Milind Deora(HT Photo)
Milind Deora(HT Photo)

Big business in politics: Story of rising power, presence

If only a change of government and party in power were as simple as a video endorsement, politicians would not be juggling electoral arithmetic and there wouldn’t be a booming electoral economy
Hindustan Times | By Smruti Koppikar
UPDATED ON APR 25, 2019 10:24 AM IST

Milind Deora, contesting from Mumbai South as Congress candidate and challenging incumbent MP Arvind Sawant (Shiv Sena-BJP), released a video last week as part of his election campaign. The video has since travelled far and wide, and raised a number of questions.
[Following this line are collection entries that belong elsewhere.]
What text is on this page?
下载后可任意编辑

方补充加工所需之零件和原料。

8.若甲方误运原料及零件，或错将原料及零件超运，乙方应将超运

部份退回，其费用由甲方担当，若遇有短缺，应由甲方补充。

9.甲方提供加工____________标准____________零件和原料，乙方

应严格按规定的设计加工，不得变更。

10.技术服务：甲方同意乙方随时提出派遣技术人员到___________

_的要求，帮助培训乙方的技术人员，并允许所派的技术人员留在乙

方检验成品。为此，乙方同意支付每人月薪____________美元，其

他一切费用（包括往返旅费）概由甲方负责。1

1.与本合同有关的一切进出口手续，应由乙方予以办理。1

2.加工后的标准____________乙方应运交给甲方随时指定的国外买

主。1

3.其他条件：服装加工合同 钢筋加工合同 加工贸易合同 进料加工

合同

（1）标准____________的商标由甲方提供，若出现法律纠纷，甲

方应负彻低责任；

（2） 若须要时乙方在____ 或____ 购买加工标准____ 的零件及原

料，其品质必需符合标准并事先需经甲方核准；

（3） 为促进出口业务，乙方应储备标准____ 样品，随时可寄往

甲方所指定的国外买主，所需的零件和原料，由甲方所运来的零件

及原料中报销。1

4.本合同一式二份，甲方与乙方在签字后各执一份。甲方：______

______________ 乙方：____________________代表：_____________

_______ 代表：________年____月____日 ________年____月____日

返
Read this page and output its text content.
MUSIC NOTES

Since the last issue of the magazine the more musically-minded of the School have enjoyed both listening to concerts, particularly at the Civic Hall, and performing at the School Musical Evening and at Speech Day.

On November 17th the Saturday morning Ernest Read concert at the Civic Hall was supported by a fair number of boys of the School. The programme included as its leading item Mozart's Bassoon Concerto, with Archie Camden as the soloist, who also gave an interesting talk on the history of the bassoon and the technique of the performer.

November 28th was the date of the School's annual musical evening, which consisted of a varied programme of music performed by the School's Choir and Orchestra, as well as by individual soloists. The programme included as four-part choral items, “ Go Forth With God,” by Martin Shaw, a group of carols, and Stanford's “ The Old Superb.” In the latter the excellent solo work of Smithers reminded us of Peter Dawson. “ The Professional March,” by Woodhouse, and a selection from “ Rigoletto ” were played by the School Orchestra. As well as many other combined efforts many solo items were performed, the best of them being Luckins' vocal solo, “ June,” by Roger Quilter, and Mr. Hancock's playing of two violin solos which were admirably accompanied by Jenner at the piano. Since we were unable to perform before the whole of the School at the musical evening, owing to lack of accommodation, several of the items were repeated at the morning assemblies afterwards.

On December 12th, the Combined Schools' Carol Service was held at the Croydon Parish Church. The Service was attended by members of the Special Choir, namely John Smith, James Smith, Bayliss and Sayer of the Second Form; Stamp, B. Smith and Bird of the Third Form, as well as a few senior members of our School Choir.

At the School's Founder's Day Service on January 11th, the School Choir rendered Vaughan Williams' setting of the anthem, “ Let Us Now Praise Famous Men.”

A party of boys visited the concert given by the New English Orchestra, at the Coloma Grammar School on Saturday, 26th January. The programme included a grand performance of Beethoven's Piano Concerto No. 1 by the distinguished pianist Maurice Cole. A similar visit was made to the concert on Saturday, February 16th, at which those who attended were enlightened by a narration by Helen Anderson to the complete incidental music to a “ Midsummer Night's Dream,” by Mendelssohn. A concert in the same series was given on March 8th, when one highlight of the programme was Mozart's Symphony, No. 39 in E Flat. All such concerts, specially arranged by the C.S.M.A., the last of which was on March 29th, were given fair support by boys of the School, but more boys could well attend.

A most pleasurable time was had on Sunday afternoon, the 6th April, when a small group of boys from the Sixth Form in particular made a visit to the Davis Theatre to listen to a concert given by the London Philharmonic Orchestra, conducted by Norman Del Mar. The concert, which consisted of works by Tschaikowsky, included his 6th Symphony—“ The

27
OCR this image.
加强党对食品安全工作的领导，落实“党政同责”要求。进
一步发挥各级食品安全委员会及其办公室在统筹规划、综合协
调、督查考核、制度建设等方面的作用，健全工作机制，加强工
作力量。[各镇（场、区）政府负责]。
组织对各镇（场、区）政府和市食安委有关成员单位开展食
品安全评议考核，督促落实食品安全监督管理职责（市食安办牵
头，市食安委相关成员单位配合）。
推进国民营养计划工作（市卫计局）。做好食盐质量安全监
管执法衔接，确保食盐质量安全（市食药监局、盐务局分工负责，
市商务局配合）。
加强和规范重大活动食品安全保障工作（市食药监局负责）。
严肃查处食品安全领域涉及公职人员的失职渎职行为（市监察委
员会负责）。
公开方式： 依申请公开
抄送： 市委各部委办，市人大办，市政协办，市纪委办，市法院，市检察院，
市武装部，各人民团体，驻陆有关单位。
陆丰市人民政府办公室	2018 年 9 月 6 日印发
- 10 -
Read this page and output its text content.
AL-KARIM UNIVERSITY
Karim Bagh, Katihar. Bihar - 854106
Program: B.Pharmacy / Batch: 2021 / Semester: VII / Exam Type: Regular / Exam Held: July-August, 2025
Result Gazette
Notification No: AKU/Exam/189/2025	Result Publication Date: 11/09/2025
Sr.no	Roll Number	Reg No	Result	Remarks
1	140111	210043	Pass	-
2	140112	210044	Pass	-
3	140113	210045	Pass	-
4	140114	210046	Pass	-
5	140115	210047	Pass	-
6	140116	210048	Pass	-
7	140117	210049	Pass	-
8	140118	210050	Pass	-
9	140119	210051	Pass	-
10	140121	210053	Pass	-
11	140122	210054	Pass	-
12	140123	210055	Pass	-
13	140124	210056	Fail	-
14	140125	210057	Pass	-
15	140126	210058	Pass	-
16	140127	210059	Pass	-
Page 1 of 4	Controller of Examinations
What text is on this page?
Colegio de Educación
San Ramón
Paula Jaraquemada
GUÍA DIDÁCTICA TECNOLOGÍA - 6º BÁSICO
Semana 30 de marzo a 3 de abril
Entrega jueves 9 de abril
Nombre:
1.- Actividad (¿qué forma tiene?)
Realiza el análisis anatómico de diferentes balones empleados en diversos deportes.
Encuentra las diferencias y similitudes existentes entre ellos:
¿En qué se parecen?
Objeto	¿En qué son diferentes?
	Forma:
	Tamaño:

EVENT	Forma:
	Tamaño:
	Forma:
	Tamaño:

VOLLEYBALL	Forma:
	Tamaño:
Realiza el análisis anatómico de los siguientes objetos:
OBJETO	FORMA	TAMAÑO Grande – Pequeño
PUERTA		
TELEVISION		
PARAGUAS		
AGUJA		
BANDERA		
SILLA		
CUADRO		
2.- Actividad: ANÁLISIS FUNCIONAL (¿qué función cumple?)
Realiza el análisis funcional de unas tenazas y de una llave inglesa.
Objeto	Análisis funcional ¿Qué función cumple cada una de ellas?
The brouhaha over it says something about the dichotomy in the business-politics relationship.

In the video, Mukesh Ambani and Uday Kotak are among those who endorse Deora to represent the constituency. Ambani says to the camera, “Milind is the man for South Bombay. Having represented South Bombay for 10 years, I believe Milind has in-depth knowledge of the social, economic and cultural ecosystem of the constituency”. This must be the first such public endorsement by the nation’s most wealthy and powerful industrialist. It is certainly a departure from the past in which industrialists were shy to proclaim their political preferences.

Commentators saw in it the portents of changes, the shifting of political winds as it were, against the BJP and Prime Minister Narendra Modi. If only a change of government and party in power were as simple as a video endorsement, politicians would not be juggling electoral arithmetic and there wouldn’t be a booming electoral economy. The 2019 general election will cost an unprecedented 50,000 crore or $7 billion, according to New Delhi-based Centre for Media Studies. That business and industry share a symbiotic relationship with politics is an open secret. For a number of historical reasons, both sides were content to keep it away from public glare. In a nation with deep poverty till recently, politicians aligned themselves with their majority voters but they simultaneously conducted the business of politics behind closed doors. The 1991 economic liberalisation and subsequent impacts have allowed this relationship to be aired. Ambani’s and Kotak’s endorsement should be seen in this light but that’s part of the story. The other part is in the relationship between India’s wealthiest and its political class. Ambani, as Raj Thackeray told a Mumbai audience this week, is a powerful businessman and knows which direction the wind is blowing. Ambani is India’s richest and the world’s 13th richest man with a net worth of more than $50 billion, according to Forbes this year. He is unlikely to put all his weight behind one political party or a candidate. The family is known to keep warm relations across the political spectrum. The dissonance comes from Congress president Rahul Gandhi’s repeated references to Prime Minister Modi’s government as “suit-boot ki sarkar” and Gandhi’s decision to keep industrialists at arm’s length. But the Congress party, especially Deora, is a realist. That’s why he had Ambani endorse him; it could help swing a close election. Besides, Deora’s family through his late father Murli Deora and the Ambanis go back a long way in the business-politics relationship, and are also part of south Mumbai’s swish set where business and politics seamlessly merge.

The video is the tip of the berg. What should concern us is how big businesses have managed to game the political system and how industrialists wear both hats at the same time. The book “India’s Porous State: Blurred Boundaries and the Evolving Business-State Relationship in India” by Christophe Jaffrelot, Atul Kohli, and Kanta Murali, identified three ways in which business plays a role in India’s politics.

It states, first, with business leaders as MPs, the representative power of business in the institution increases. According to the book, second, it enables business to make policy and influence how policies are implemented. Third, many of these business leader-MPs sit on parliamentary committees which have jurisdiction over their businesses thereby creating conflicts of interests. They cite dozens of examples including that of Vijay Mallya who sat on three Parliamentary Committees when he had business interests in all three sectors. From barely 14% in 1991, businessmen and industrialists formed 26% of the Lok Sabha, the book stated. Now that is cause for reflection.